Even though religious slogans are banned under the election law, some parties are reportedly using them unofficially. The Brotherhood is still using their “Islam is the Solution,” motto, although not on official posters for its Freedom and Justice Party. Liberal and leftist parties have demanded that the High Elections Commission enforce the election law that bans the use of religious slogans in elections campaigns.
Even without official religious slogans, it hasn’t been hard to guess an Islamist party’s social philosophies. Last month, the Muslim Brotherhood’s Freedom and Justice Party organized a bicycle race in Alexandria to “promote sports among the Egyptian youth.” All the participants were male.
In Sohag, Belal Batteekh, a regional secretary for Al-Nour, said in a ceremony that a “woman’s rightful place is home while a man is more suited for politics,” reported the Aswat Masria website.

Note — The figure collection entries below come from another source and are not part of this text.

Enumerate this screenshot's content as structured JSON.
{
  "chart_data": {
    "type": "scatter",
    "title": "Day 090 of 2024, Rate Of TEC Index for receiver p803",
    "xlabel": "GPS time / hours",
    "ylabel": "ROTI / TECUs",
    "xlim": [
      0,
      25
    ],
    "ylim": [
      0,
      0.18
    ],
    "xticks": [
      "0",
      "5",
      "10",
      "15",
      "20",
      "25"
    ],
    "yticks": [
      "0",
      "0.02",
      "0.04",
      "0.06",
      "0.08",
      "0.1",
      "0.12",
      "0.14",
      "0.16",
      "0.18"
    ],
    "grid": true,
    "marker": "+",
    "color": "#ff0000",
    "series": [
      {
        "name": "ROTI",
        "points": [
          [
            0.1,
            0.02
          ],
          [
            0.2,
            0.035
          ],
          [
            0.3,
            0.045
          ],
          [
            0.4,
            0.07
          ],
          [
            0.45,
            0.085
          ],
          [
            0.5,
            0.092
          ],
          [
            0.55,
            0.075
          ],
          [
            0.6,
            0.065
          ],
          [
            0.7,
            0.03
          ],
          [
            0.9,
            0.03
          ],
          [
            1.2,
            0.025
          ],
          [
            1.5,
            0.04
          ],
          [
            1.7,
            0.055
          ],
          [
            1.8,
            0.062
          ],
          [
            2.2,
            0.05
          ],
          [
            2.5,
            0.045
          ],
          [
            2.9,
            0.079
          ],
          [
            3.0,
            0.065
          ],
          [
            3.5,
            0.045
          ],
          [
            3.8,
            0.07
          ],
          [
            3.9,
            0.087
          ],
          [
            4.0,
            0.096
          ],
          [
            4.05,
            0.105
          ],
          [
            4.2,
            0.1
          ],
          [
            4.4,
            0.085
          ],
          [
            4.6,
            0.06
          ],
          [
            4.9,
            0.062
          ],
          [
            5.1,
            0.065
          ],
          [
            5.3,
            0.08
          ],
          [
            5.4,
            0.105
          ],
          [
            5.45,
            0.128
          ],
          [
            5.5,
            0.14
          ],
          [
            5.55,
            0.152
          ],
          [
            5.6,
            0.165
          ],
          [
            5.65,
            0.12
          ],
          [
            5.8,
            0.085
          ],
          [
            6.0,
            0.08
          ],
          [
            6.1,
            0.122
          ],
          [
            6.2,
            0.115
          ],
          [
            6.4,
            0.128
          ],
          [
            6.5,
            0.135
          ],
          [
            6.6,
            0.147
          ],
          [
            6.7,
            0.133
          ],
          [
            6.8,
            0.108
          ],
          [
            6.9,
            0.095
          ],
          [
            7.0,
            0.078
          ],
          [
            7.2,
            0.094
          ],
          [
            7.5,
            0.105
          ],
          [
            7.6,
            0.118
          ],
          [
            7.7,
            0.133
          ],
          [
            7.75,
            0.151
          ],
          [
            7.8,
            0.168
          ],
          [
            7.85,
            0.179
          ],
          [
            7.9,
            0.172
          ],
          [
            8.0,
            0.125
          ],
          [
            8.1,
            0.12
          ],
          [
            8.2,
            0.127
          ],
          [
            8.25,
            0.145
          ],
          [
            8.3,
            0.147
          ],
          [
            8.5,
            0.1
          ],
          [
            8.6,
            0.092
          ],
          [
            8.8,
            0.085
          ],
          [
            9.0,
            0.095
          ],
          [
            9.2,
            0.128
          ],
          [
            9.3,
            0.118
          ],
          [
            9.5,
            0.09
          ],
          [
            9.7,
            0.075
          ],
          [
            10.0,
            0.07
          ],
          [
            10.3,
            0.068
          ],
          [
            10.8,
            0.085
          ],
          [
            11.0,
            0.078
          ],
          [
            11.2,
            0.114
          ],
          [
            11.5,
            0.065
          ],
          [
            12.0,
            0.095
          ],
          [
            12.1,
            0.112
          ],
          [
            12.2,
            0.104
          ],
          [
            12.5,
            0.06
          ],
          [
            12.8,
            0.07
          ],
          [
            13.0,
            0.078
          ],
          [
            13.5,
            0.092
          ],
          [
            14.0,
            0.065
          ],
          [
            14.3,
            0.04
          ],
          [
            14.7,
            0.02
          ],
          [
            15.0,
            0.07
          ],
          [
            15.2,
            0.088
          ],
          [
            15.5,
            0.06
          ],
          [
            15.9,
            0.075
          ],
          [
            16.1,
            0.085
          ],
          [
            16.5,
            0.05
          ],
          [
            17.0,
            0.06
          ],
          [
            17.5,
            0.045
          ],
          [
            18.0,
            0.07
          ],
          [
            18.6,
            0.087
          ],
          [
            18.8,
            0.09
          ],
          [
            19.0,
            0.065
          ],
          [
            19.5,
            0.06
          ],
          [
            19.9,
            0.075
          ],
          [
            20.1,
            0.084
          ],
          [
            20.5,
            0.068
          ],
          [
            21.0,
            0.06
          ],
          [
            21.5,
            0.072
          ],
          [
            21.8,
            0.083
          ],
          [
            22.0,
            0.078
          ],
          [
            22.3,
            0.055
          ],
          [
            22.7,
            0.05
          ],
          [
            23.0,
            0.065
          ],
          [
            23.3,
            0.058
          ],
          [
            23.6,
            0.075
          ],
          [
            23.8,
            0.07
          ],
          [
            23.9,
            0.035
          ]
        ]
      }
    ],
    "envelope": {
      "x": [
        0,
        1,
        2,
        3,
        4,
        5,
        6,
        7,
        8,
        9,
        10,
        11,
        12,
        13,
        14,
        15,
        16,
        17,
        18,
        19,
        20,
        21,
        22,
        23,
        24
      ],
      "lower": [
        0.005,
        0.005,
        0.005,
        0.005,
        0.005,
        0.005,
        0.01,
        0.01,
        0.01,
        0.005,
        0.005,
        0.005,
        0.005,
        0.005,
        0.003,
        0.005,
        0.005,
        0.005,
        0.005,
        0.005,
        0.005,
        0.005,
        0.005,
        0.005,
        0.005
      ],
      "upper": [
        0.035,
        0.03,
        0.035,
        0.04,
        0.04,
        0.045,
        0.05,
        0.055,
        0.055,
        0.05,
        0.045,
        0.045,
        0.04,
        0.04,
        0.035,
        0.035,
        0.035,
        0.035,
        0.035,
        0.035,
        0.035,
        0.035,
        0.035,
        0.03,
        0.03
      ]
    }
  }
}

Many Brotherhood members are reportedly using mosques to campaign for their political party, especially after Eid prayers or during the Friday prayer services, according to local media and observers.
However, many imams have urged people not to use mosques to campaign as they should be reserved for worship, not politics. Coptic Pope Shenouda III has also asked Christian candidates not to use churches to promote their political campaigns.
On the sidelines of the politicians’ campaigns are the awareness campaigns for this year’s new voting procedures. Telecom Egypt launched a new service allowing callers to use their national ID number and the 140 phone directory to find their polling station and other voting information.